I'm a firm believer of Adam Smith's "invisible hand" of individual self-interest theory. I believe that all businesspeople are evil. I should know that since I'm in business myself. While others were still hesitant, I was already certain that I was on the right direction. The infinite array of opportunities attracted me very early...but I also knew that only the evil and strong-willed ones can succeed.

Everybody thinks that Dominique, my manager, is so kind but to me, it only means that she's smarter and more likely to be successful. I never saw her as a kind person. Yesterday, she accused me under the guise of a "simple comment". It's not a comment that I cannot take. She commented on my clothes before, and I always took it well, y'know. But this time, it really wasn't a "simple little comment" like she claims. I tried to explain to her what really happened but she obviously didn't believe me. I confronted her...and it did get ugly. Like really ugly. Now, everybody will remember me for sure.

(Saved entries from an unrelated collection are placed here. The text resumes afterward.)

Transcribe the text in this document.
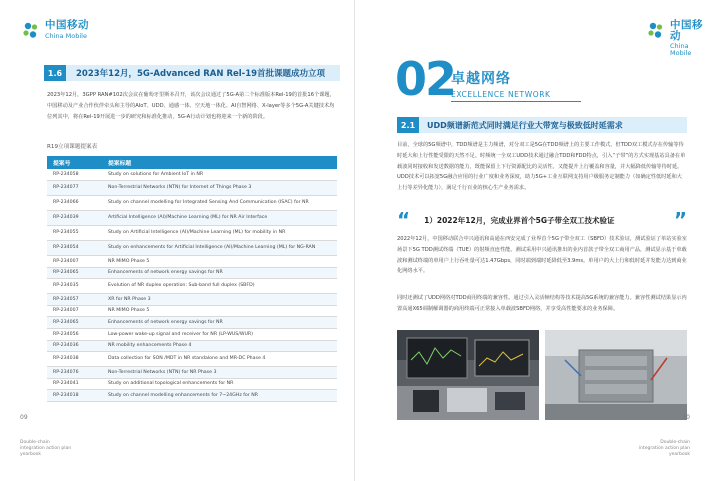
中国移动
China Mobile
1.6	2023年12月，5G-Advanced RAN Rel-19首批课题成功立项

2023年12月，3GPP RAN#102次会议在葡萄牙里斯本召开，该次会议通过了5G-A第二个标准版本Rel-19的首批16个课题，中国移动及产业合作伙伴牵头和主导的AIoT、UDD、通感一体、空天地一体化、AI自智网络、X-layer等多个5G-A关键技术均位列其中，将在Rel-19开展进一步的研究和标准化推动，5G-A行动计划也将迎来一个新的阶段。

R19立项课题提案表
提案号	提案标题
RP-234058	Study on solutions for Ambient IoT in NR
RP-234077	Non-Terrestrial Networks (NTN) for Internet of Things Phase 3
RP-234066	Study on channel modelling for Integrated Sensing And Communication (ISAC) for NR
RP-234039	Artificial Intelligence (AI)/Machine Learning (ML) for NR Air Interface
RP-234055	Study on Artificial Intelligence (AI)/Machine Learning (ML) for mobility in NR
RP-234054	Study on enhancements for Artificial Intelligence (AI)/Machine Learning (ML) for NG-RAN
RP-234007	NR MIMO Phase 5
RP-234065	Enhancements of network energy savings for NR
RP-234035	Evolution of NR duplex operation: Sub-band full duplex (SBFD)
RP-234057	XR for NR Phase 3
RP-234007	NR MIMO Phase 5
RP-234065	Enhancements of network energy savings for NR
RP-234056	Low-power wake-up signal and receiver for NR (LP-WUS/WUR)
RP-234036	NR mobility enhancements Phase 4
RP-234038	Data collection for SON /MDT in NR standalone and MR-DC Phase 4
RP-234076	Non-Terrestrial Networks (NTN) for NR Phase 3
RP-234041	Study on additional topological enhancements for NR
RP-234018	Study on channel modelling enhancements for 7~24GHz for NR
09
Double-chain
integration action plan
yearbook
中国移动
China Mobile
02
卓越网络
EXCELLENCE NETWORK
2.1	UDD频谱新范式同时满足行业大带宽与极致低时延需求

目前，全球的5G频谱中，TDD频谱是主力频谱，对分双工是5G在TDD频谱上的主要工作模式。但TDD双工模式存在传输等待时延大和上行性能受限的天然不足。时频统一全双工UDD技术通过融合TDD和FDD特点，引入“子带”的方式实现基站具备在单载波同时接收和发送数据的能力，既能保留上下行资源配比的灵活性，又能提升上行覆盖和容量，并大幅降低传输等待时延。UDD技术可以拓宽5G融合应用的行业广度和业务深度，助力5G+工业互联网支持用户级服务定制能力（如确定性低时延和大上行等差异化能力），满足千行百业的核心生产业务需求。

“	1）2022年12月，完成业界首个5G子带全双工技术验证	”

2022年12月，中国移动联合中兴通讯和高通在西安完成了业界首个5G子带全双工（SBFD）技术验证，测试验证了单站实验室场景下5G TDD测试终端（TUE）的射频直连性能。测试采用中兴通讯推出的业内首款子带全双工商用产品，测试显示基于单载波和测试终端的单用户上行吞吐量可达1.47Gbps，同时端到端时延降低至3.9ms。单用户的大上行和低时延并发能力达到商业化网络水平。

同时还测试了UDD网络对TDD商用终端的兼容性。通过引入灵活帧结构等技术提高5G系统的兼容能力。兼容性测试结果显示内置高通X65调制解调器的商用终端可正常接入单载波SBFD网络，并享受高性能要求的业务保障。

10
Double-chain
integration action plan
yearbook
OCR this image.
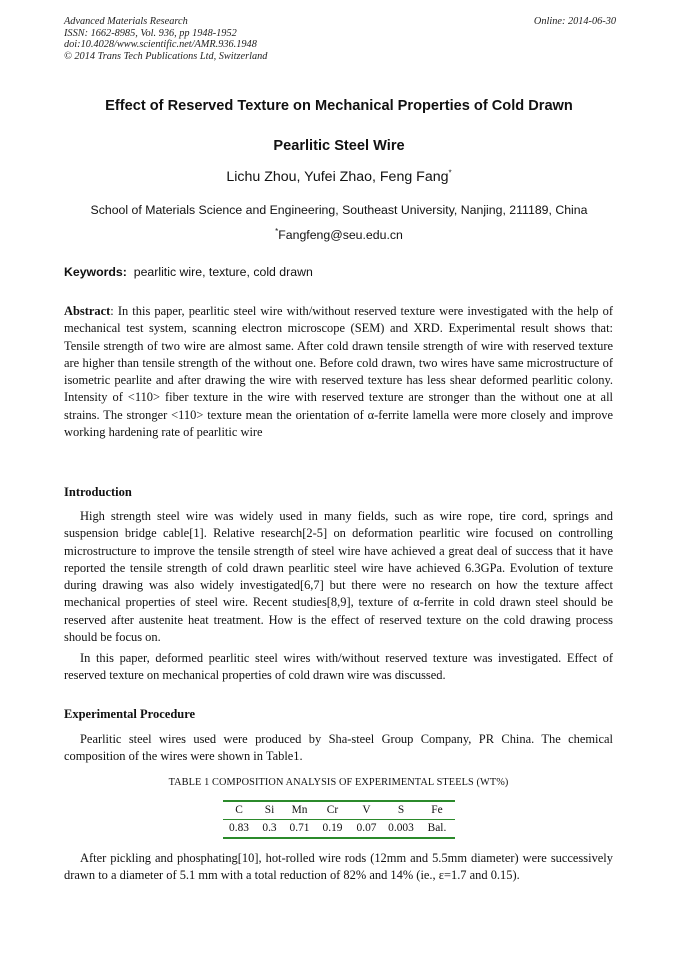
Advanced Materials Research
ISSN: 1662-8985, Vol. 936, pp 1948-1952
doi:10.4028/www.scientific.net/AMR.936.1948
© 2014 Trans Tech Publications Ltd, Switzerland
Online: 2014-06-30
Effect of Reserved Texture on Mechanical Properties of Cold Drawn
Pearlitic Steel Wire
Lichu Zhou, Yufei Zhao, Feng Fang*
School of Materials Science and Engineering, Southeast University, Nanjing, 211189, China
*Fangfeng@seu.edu.cn
Keywords: pearlitic wire, texture, cold drawn

Abstract: In this paper, pearlitic steel wire with/without reserved texture were investigated with the help of mechanical test system, scanning electron microscope (SEM) and XRD. Experimental result shows that: Tensile strength of two wire are almost same. After cold drawn tensile strength of wire with reserved texture are higher than tensile strength of the without one. Before cold drawn, two wires have same microstructure of isometric pearlite and after drawing the wire with reserved texture has less shear deformed pearlitic colony. Intensity of <110> fiber texture in the wire with reserved texture are stronger than the without one at all strains. The stronger <110> texture mean the orientation of α-ferrite lamella were more closely and improve working hardening rate of pearlitic wire

Introduction

High strength steel wire was widely used in many fields, such as wire rope, tire cord, springs and suspension bridge cable[1]. Relative research[2-5] on deformation pearlitic wire focused on controlling microstructure to improve the tensile strength of steel wire have achieved a great deal of success that it have reported the tensile strength of cold drawn pearlitic steel wire have achieved 6.3GPa. Evolution of texture during drawing was also widely investigated[6,7] but there were no research on how the texture affect mechanical properties of steel wire. Recent studies[8,9], texture of α-ferrite in cold drawn steel should be reserved after austenite heat treatment. How is the effect of reserved texture on the cold drawing process should be focus on.

In this paper, deformed pearlitic steel wires with/without reserved texture was investigated. Effect of reserved texture on mechanical properties of cold drawn wire was discussed.

Experimental Procedure

Pearlitic steel wires used were produced by Sha-steel Group Company, PR China. The chemical composition of the wires were shown in Table1.

TABLE 1 COMPOSITION ANALYSIS OF EXPERIMENTAL STEELS (WT%)
C	Si	Mn	Cr	V	S	Fe
0.83	0.3	0.71	0.19	0.07	0.003	Bal.

After pickling and phosphating[10], hot-rolled wire rods (12mm and 5.5mm diameter) were successively drawn to a diameter of 5.1 mm with a total reduction of 82% and 14% (ie., ε=1.7 and 0.15).
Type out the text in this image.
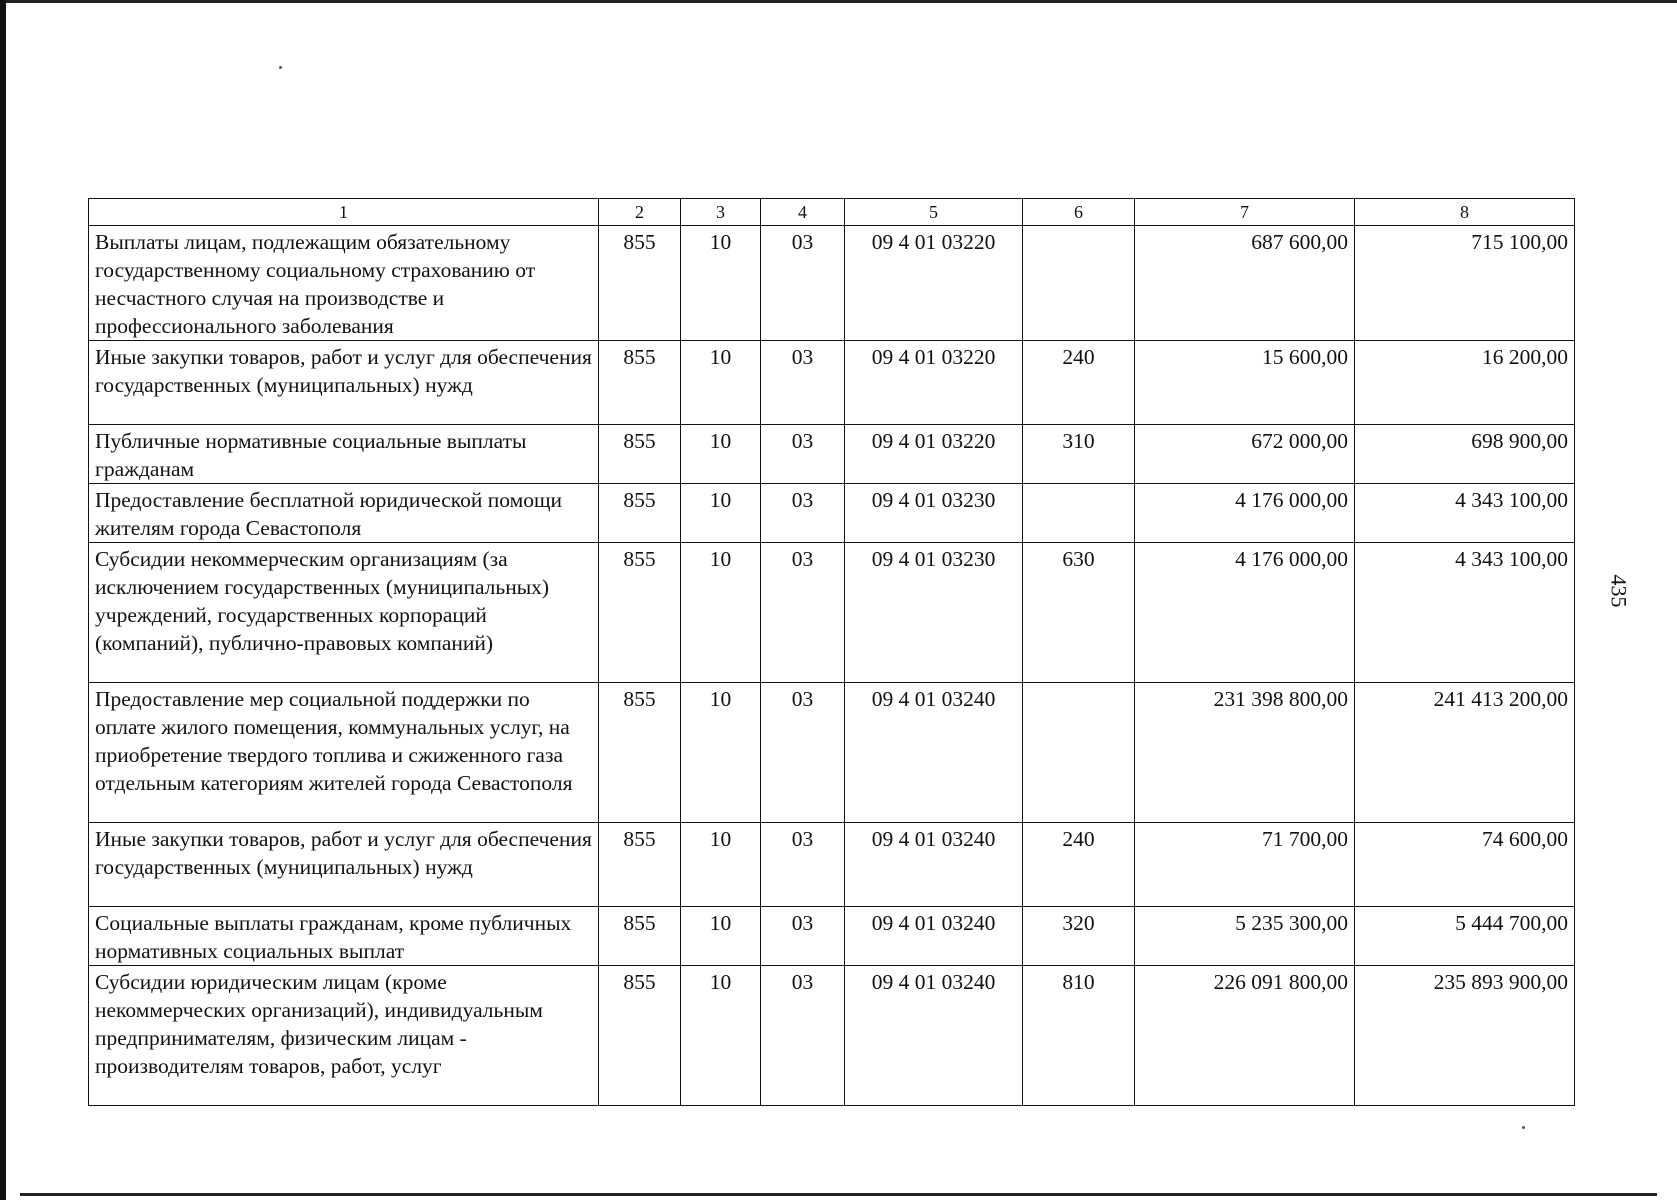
435
1	2	3	4	5	6	7	8
Выплаты лицам, подлежащим обязательному государственному социальному страхованию от несчастного случая на производстве и профессионального заболевания	855	10	03	09 4 01 03220		687 600,00	715 100,00
Иные закупки товаров, работ и услуг для обеспечения государственных (муниципальных) нужд	855	10	03	09 4 01 03220	240	15 600,00	16 200,00
Публичные нормативные социальные выплаты гражданам	855	10	03	09 4 01 03220	310	672 000,00	698 900,00
Предоставление бесплатной юридической помощи жителям города Севастополя	855	10	03	09 4 01 03230		4 176 000,00	4 343 100,00
Субсидии некоммерческим организациям (за исключением государственных (муниципальных) учреждений, государственных корпораций (компаний), публично-правовых компаний)	855	10	03	09 4 01 03230	630	4 176 000,00	4 343 100,00
Предоставление мер социальной поддержки по оплате жилого помещения, коммунальных услуг, на приобретение твердого топлива и сжиженного газа отдельным категориям жителей города Севастополя	855	10	03	09 4 01 03240		231 398 800,00	241 413 200,00
Иные закупки товаров, работ и услуг для обеспечения государственных (муниципальных) нужд	855	10	03	09 4 01 03240	240	71 700,00	74 600,00
Социальные выплаты гражданам, кроме публичных нормативных социальных выплат	855	10	03	09 4 01 03240	320	5 235 300,00	5 444 700,00
Субсидии юридическим лицам (кроме некоммерческих организаций), индивидуальным предпринимателям, физическим лицам - производителям товаров, работ, услуг	855	10	03	09 4 01 03240	810	226 091 800,00	235 893 900,00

Ever since I were little, the one thing that made me feel the worst is to be wrongly accused. My dad used to accuse me for things I haven't done. My mom did it too. Almost everyone did; no one made the effort to understand me. I never had anyone to talk to. I cried a lot when I was misunderstood and I recognized that it's one of the most painful thing someone can go through. So at some point, I stopped justifying myself. But as much as I go around like I don't care, I really care more than anybody.

That woman already messed up my schedule last week and because of her, I couldn't do what I originally planned to do. I only got one life to live and I know clearly that those are things that will happen again many times but for now, I don't want to endure something that is not worth it. I'm tired of fake-smiling! It's all or nothing. It was my chance to fire her, and I did. I took all my stuff, slammed the door and left with style.

What would you do if there were no tomorrow? I ask myself that question quite often. There's an unexplainable depth to that seemingly foolish and unintelligible surface. You cannot see beyond that surface unless you totally emerge yourself in the liveliness of carefree actions. I'm really lucky I can still permit myself to act so carefree.